Strictly speaking, my predicated tiling code isn't needed on the PS3 version, so technically that part is free on PS3
My spu code for the visibility check on said 40k+ crowd is faster than my 360 VMX code though.
Of perhaps more interest is that both sets of code do not do the same thing. The 360 vmx visibility code is not a 100% accurate check, more like a 90% or so approximation, so it ends up sending more verts to the gpu than it needs to. But that's ok because the 360's gpu is a monster so I lean on it more.
My PS3 code does a full frustum check on every guy so it's 100% accurate. This is more complicated than the 360 version but that's ok because the PS3's cpu is a monster so I lean on it more.
So even though my PS3 visibility code does more than it's 360 counterpart, it still actually runs faster. It's definitly not an order of magnitude difference like was suggested somewhere earlier, but its clearly faster.
Given my cpu experience so far with both machines, two trends seem to have emerged. "Optimized" spu code will outrun "heavily optimized" 360 vmx code. Also, "sloppy" code will fare better on spu's than it would on 360 vmx. But I'm still learning here, so I'm definitly interested in hearing other peoples experiences.
Asher said:
The cases where Xenon can outperform SPEs rely mostly on branching code of any kind. This isn't a secret, and yes, there are ways to implement such code on SPEs as well, but the performance doesn't come close to Xenon. And yes, this is why there's a PPE in Cell as well. But there's only one PPE.

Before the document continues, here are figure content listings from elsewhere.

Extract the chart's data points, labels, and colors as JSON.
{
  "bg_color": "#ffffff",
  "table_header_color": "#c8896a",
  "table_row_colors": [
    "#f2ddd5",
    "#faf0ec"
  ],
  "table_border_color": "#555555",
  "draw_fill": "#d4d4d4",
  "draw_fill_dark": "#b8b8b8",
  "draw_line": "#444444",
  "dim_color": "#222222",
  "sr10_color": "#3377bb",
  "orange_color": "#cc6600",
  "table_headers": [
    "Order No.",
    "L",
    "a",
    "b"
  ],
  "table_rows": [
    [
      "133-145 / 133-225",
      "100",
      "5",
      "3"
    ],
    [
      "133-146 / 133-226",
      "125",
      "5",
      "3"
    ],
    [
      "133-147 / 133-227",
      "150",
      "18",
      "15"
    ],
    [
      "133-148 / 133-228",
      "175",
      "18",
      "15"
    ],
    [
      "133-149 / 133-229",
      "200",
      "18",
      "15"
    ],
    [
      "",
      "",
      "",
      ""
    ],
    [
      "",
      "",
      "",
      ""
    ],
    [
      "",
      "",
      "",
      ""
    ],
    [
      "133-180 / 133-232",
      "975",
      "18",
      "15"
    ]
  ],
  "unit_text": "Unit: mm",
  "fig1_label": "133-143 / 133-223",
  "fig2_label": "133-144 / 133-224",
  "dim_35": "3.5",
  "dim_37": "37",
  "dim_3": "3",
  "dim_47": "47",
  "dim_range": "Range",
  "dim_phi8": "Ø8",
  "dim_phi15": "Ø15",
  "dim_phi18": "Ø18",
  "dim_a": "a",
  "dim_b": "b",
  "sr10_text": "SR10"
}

For the most part, I've banned branches on tight running heavy lifting code. It seems that no matter what I do, or what I try, code on these boxes always runs faster with no branches, even if it means adding way more instructions to get around them. Sometimes its substantially faster. From what I see, the minute you hit a branch the compiler can no longer effectively, or as effectively, schedule code to hide latency and bam, you're toast.

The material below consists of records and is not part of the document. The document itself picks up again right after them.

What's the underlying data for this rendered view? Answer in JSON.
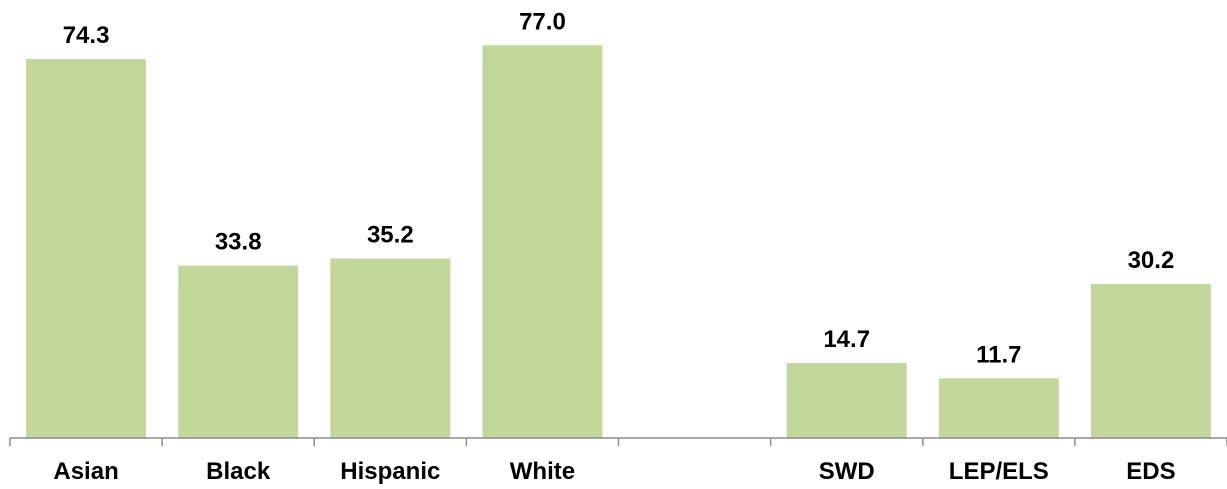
{
  "chart_data": {
    "type": "bar",
    "categories": [
      "Asian",
      "Black",
      "Hispanic",
      "White",
      "",
      "SWD",
      "LEP/ELS",
      "EDS"
    ],
    "values": [
      74.3,
      33.8,
      35.2,
      77.0,
      null,
      14.7,
      11.7,
      30.2
    ],
    "value_labels": [
      "74.3",
      "33.8",
      "35.2",
      "77.0",
      "",
      "14.7",
      "11.7",
      "30.2"
    ],
    "title": "",
    "xlabel": "",
    "ylabel": "",
    "ylim": [
      0,
      100
    ],
    "grid": false,
    "legend": "none",
    "bar_color": "#c4d79b",
    "axis_color": "#8c8c8c",
    "text_color": "#000000"
  }
}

Using the visibility check as an example, it will loop thru all the crowd dudes but process them in batches of 8. So grossly simplified, it may be something like:
for( int i=0; i<40000; i+=8 )
{
Process(i);
Process(i+1);
Process(i+2);
etc...
}
...where Process() is inlined. Looking at the code generated by the compiler shows that in this particular case, that seems to be the sweet spot that lets it use all registers to mask lots of latency. So it's able to tear thru it. But add one branch in there and pain results. The non branch code is almost twice as long as the branch version, but it still smokes it. These cpu's seem to be extremely sensitive, proper instruction scheduling seems to be critically important. Quite the change from intels where you can feed them any garbage and they happily eat it.